Quantum delocalization of protons in the hydrogen bond network of an enzyme active site

TL;DR

This study combines experiments and ab initio simulations to demonstrate that quantum proton delocalization in the hydrogen bond network of an enzyme active site significantly influences its catalytic mechanism and isotope effects.

Contribution

It provides new insights into how nuclear quantum effects facilitate proton delocalization in enzyme active sites, impacting enzyme catalysis understanding.

Findings

Quantum proton delocalization stabilizes tyrosine deprotonation.

Extended delocalization occurs with intermediate analogs.

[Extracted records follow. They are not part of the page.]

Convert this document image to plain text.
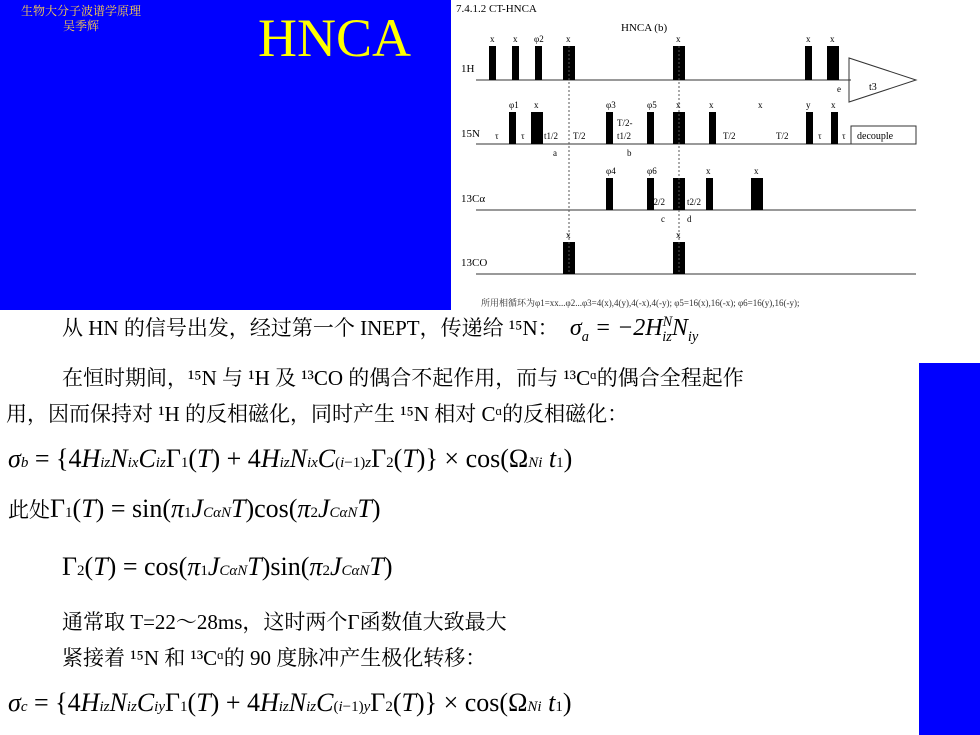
生物大分子波谱学原理
吴季辉	HNCA	7.4.1.2 CT-HNCA
HNCA (b)
1H
15N
13Cα
13CO
t3
decouple
τ τ t1/2 T/2
T/2-
t1/2	T/2	T/2	τ τ
t2/2 t2/2
x x φ2 x	x	x x
φ1 x	φ3	φ5 x	x	x	y x
φ4	φ6	x	x
x	x
a	b
c d
e
所用相循环为φ1=xx...φ2...φ3=4(x),4(y),4(-x),4(-y); φ5=16(x),16(-x); φ6=16(y),16(-y);
从 HN 的信号出发，经过第一个 INEPT，传递给 ¹⁵N： $\sigma_a = -2H^N_{iz}N_{iy}$
在恒时期间，¹⁵N 与 ¹H 及 ¹³CO 的偶合不起作用，而与 ¹³Cᵅ的偶合全程起作
用，因而保持对 ¹H 的反相磁化，同时产生 ¹⁵N 相对 Cᵅ的反相磁化：
σb = {4HizNixCizΓ1(T) + 4HizNixC(i−1)zΓ2(T)} × cos(ΩNi t1)
此处Γ1(T) = sin(π1JCαNT)cos(π2JCαNT)
Γ2(T) = cos(π1JCαNT)sin(π2JCαNT)
通常取 T=22～28ms，这时两个Γ函数值大致最大
紧接着 ¹⁵N 和 ¹³Cᵅ的 90 度脉冲产生极化转移：
σc = {4HizNizCiyΓ1(T) + 4HizNizC(i−1)yΓ2(T)} × cos(ΩNi t1)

Significant isotope effects on acidity observed.

Abstract

Enzymes utilize protein architectures to create highly specialized structural motifs that can greatly enhance the rates of complex chemical transformations. Here we use experiments, combined with ab initio simulations that exactly include nuclear quantum effects, to show that a triad of strongly hydrogen bonded tyrosine residues within the active site of the enzyme ketosteroid isomerase (KSI) facilitates quantum proton delocalization. This delocalization dramatically stabilizes the deprotonation of an active site tyrosine residue, resulting in a very large isotope effect on its acidity. When an intermediate analog is docked, it is incorporated into the hydrogen bond network, giving rise to extended quantum proton delocalization in the active site. These results shed light on the role of nuclear quantum effects in the hydrogen bond network that stabilizes the reactive intermediate of KSI, and the behavior of protons in biological systems containing strong hydrogen bonds.